Today, as a social worker near Toronto, she helps abused Muslim women and children. According to Arjomand, battered women coming from Islamic countries--who often don't speak English, lack education and are isolated in their communities--receive no government help, and, again, face oppressive Shari'a. "We must separate religion from the state," she insists.

DANGER OF CULTURAL RELATIVISM

Some charge that supporters of Shari'a are getting away with these abuses by using cultural relativism. Iranian feminist Azar Majedi, speaking in Canada at a demonstration on International Women's Day (IWD), spoke for many there: "Culture has come to take precedence over human rights, equality, liberation, rights of individuals, children's rights and women's rights--concepts and issues which have long been argued and have prominence in modern and civilized civil societies....There is NO justification for assigning such a prominent status to culture, which overshadows any sense of justice, equality and freedom and the achievements of long battles fought by freedom-loving people and socialists for more than two centuries."

While acknowledging that Iranian women have been "victims of political Islam," she declared: "But we are not mere victims. We belong to a vibrant, dynamic, strong, and progressive movement, which has fought political Islam not only in Iran, not only in Iraq, and not only in the Middle East but also here in the West. We have raised the banner of freedom and equality not only for women but for humanity and are fighting to push back religion to its rightful place--that is to the private sphere."

GLOBAL WOMEN'S MOVEMENT

The internationalism of this movement is seen in how women at IWD contended: "It is an extension of the same movement in Iraq [to impose Shari'a in Canada] that has threatened to kill Yanar Mohammed of the Organization of Women's Freedom in Iraq."
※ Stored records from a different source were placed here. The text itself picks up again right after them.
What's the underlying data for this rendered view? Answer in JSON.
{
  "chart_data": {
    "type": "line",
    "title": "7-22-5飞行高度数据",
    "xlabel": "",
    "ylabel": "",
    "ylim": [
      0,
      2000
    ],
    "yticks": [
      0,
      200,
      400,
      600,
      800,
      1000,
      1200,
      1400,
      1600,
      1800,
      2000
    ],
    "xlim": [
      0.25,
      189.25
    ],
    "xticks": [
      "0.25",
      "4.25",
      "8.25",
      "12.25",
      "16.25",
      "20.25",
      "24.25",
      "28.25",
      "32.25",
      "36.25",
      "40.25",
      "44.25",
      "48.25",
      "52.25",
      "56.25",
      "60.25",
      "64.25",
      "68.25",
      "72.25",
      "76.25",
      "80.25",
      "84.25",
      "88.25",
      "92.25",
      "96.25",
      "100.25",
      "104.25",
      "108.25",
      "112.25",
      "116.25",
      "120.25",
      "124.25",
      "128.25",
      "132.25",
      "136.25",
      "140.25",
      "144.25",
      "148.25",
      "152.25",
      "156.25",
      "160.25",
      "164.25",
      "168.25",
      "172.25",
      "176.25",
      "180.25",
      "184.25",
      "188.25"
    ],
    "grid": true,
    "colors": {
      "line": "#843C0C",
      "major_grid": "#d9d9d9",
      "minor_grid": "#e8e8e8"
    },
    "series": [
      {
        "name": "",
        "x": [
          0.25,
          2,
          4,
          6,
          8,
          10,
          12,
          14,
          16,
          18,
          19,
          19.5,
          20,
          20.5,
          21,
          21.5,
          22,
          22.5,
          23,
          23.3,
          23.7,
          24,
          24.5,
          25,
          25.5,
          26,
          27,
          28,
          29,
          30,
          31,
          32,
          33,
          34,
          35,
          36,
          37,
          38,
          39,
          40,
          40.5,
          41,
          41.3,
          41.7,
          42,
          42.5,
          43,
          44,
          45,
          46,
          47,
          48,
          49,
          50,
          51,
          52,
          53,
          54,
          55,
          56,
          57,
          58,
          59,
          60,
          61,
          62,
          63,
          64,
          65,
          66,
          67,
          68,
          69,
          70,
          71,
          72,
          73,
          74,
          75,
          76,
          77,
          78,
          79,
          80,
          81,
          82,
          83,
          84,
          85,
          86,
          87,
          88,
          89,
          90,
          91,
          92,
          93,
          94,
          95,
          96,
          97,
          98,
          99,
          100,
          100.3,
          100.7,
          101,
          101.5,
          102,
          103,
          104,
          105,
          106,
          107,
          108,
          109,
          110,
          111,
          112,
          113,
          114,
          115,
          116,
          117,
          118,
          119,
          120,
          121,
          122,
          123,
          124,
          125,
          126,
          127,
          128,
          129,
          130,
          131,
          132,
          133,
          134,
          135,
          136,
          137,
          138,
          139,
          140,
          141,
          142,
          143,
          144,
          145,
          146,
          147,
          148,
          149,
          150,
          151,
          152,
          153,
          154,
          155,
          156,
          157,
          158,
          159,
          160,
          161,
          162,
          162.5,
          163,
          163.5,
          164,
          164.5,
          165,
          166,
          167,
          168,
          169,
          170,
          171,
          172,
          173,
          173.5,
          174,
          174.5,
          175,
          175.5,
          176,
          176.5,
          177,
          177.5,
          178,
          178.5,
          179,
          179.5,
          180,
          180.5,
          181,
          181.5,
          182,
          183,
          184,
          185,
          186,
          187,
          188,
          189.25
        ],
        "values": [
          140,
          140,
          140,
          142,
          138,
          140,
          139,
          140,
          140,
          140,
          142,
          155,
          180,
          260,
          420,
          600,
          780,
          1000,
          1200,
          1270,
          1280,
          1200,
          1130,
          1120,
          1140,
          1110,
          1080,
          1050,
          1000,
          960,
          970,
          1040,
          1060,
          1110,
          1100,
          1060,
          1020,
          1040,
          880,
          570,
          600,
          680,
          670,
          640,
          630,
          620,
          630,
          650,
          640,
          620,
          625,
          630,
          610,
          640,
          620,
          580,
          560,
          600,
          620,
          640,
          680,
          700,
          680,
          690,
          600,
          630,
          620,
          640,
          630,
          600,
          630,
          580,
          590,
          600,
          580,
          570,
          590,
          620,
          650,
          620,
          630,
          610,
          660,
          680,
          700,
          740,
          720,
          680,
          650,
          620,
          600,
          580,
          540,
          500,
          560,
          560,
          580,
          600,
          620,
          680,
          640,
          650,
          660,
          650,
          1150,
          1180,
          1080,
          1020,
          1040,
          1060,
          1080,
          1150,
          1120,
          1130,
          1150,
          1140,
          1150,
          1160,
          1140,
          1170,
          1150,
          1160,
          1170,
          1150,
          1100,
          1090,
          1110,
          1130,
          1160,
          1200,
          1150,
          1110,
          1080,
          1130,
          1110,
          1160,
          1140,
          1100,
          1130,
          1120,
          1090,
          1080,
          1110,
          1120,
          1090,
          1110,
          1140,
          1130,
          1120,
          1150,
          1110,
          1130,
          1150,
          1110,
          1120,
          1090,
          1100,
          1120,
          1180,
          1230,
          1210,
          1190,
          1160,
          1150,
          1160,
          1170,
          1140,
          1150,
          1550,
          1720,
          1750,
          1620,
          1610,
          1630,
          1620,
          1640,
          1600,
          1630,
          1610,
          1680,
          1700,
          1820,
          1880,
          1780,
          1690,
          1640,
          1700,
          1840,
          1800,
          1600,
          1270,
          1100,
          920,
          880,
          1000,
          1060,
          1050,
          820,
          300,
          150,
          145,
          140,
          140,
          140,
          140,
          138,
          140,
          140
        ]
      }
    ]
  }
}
An outspoken supporter of the Arbitration Act is B'nai Brith Canada, a Jewish human rights organization. Exactly whose human rights they are interested in was brought out by Evelyn Brook, president of the Coalition of Jewish Women for the Get (divorce) in Montreal, who expressed grave doubts that Jewish women could trust a Jewish religious court.

The former Ontario Attorney General Marion Boyd is finalizing her review of the Arbitration Act, at the request of Ontario Premier Dalton McGuinty. Her report and suggestions for changes is due as we go to press. At the same time, Salam Elmenyawi, head of the Muslim Council of Montreal, is holding talks with the Quebec justice department to bring binding Shari'a arbitration to Quebec.

Why is this cancer spreading in the West? The truth is that religious fundamentalism is not a foreign doctrine that's relegated to the Middle East, Africa, or developing countries. It resides in style in the U.S. and other so-called "Christian countries." This is seen, for example, in how the U.S. and the Vatican happily join hands with repressive theocratic states like Saudi Arabia, Sudan, and Iran when it comes to driving women back to the dark ages, as well as stifling all movements for human liberation. The absolute opposite of such retrogression is not Western governments which easily succumb to arguments of cultural relativism. The absolute opposite is a new truly human society and those committed to fight for it.